In my last apartment, none
of the doors shut completely. I
hung hand towels over the tops

to make the seal tight enough not
to open with just the slightest
push. In this new apartment,

the doors all latch firm shut, but
I keep crashing into them, throwing
my shoulder into the wood, touching

them with my toe, a small kick,
an elbow, a slight push, expecting
them to open. Though the truth is,

they would all open, eagerly,
with trembling pleasure, if ever
I uttered the softest request.

What It Means

1.
To Love You

An adventure for which I
have been preparing, long before
we met. A practice in honesty
with myself and others. A crow
bar opening my ribcage wider
than I thought it’d go. A pill I swallow
to make all the colors brighter.
A zipline I can’t let go of for fear
of plummeting back to where
I’ve already been.
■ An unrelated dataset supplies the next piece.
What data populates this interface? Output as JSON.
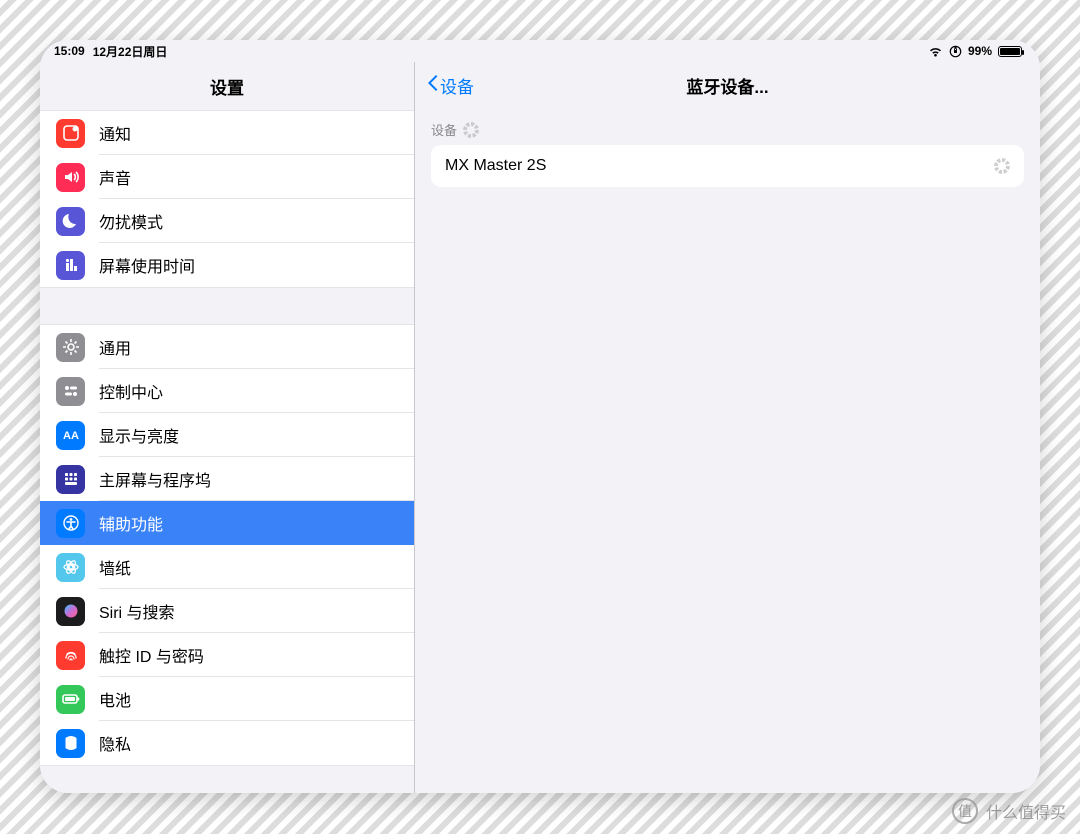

A breakfast
in bed, lazy, perfect on a weekend.
A heartbeat to which I can count out
a 4/4 rhythm and always
carry a bass line. A harmony.
A tune I can almost make out of
a song I know so well but can’t
quite remember. A return to
myself. An exercise in becoming
supernova without exploding.
A crazy idea that just might work.
An adoration. A prayer with my whole
body, starting at my lips. A midnight
candlelight canopy garden of treasure.
A menagerie custom made for me.
A secret I hesitate to share because
I want to cherish it enough for the
whole world. A promise, but I’m not
yet sure for what. An anchor in my
marrow. A pen full of ink and not
enough paper. The slick oil of finger-
prints on glass. A smooth river stone
large enough to balance on one
foot. Lit birthday candles that won’t
blow out. A hike into the shady forest
with a picnic and a fairy tale. Your skin
shined with sweat. A relief. A tribute.
An ache that fills me more than any
ache should. A symphony of leaves.
A choir of hiding places. A quilt from
old tee shirts. Look, that’s from my
first concert. You saw that same tour,
but we didn’t know yet
what that meant, either.

Video Poems: “Gender Architecture” and “The Right One”

At the Northern Exposure kink conference in Anchorage earlier this month, Sarha, our 2013 IMsL and one of the producers of the contest, asked if I’d like to do a short performance set during her weekend finale, the seven deadly sins dinner.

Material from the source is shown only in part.